Peter: In dem Gesetz stecken wirklich gute Maßnahmen und diese müssen nun konsequent umgesetzt werden. Eine große Herausforderung wird es jedoch sein zu erkennen, ob Systeme nicht bereits in der Vergangenheit kompromittiert wurden und die Angreifer gut versteckte Hintertüren für zukünftige Angriffe eingebaut haben. Auch wenn jetzt Sicherheitslösungen zur Angriffsprävention angewendet werden, bringt das in solchen Fällen möglicherweise nur bedingt etwas.
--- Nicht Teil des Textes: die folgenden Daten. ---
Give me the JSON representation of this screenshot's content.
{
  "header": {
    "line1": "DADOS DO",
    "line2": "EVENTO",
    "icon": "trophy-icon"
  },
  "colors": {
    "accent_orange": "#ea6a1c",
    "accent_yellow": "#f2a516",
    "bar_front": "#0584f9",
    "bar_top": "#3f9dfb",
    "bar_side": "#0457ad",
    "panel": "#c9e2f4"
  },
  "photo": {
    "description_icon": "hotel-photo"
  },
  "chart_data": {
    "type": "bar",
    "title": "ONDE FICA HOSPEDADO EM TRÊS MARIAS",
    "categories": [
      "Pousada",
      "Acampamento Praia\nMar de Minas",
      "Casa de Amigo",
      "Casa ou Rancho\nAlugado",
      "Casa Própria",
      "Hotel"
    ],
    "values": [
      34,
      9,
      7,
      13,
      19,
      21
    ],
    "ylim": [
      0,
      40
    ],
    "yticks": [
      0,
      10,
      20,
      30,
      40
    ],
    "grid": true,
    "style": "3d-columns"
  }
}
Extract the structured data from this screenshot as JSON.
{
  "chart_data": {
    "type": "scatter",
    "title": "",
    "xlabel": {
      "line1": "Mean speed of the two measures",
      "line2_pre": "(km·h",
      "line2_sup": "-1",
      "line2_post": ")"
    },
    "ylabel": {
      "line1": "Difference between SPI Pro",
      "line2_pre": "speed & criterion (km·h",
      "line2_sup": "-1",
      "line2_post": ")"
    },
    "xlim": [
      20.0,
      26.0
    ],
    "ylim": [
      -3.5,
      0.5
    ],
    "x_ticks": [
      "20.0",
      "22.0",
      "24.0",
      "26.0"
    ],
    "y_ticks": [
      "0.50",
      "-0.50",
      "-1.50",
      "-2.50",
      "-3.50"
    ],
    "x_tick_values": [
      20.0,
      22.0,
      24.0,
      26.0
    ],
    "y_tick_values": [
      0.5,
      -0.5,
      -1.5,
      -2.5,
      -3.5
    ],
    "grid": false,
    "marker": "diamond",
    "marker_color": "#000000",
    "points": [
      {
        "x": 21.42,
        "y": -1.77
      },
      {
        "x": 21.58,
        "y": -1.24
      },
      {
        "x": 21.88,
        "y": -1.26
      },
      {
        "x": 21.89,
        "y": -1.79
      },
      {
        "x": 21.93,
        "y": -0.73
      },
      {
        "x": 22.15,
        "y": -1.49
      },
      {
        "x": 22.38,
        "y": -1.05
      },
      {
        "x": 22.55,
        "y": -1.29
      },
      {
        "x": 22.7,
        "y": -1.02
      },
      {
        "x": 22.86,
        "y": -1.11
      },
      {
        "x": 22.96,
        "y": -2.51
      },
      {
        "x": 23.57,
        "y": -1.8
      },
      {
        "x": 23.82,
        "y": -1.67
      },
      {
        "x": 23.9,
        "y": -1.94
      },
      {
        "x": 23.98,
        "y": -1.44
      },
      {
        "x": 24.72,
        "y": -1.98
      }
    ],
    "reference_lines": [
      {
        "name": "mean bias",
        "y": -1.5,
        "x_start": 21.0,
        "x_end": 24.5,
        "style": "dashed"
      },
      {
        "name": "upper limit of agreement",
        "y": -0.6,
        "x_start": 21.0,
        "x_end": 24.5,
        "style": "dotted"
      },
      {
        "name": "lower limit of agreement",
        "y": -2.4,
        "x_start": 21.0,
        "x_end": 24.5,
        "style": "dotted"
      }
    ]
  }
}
Gerade bei staatlich gesponserten Cyberangriffen mit erheblichen Ressourcen ist es durchaus vorstellbar, dass die Hintertüren so erstellt wurden, dass sie sehr schwierig aufzuspüren sind.
Wie lassen sich kritische Infrastrukturen absichern?
Lehnhoff: Das ist grundsätzlich schwierig, weil sie zentrale Aufgaben zu erfüllen haben und räumlich sehr weit ausgedehnt sind. Das Energiesystem etwa hat eine kontinentale Ausdehnung, ist voll vernetzt und durchdigitalisiert. Klassische Sicherheitskonzepte zielen im Wesentlichen darauf ab, das eigene IT-Netz zu segmentieren und dafür zu sorgen, dass man einen sicheren Bereich hat, auf den nur ein sehr begrenzter Personenkreis zugreifen kann. Das kann man bei großen internationalen Systemen wie dem Stromnetz quasi vergessen.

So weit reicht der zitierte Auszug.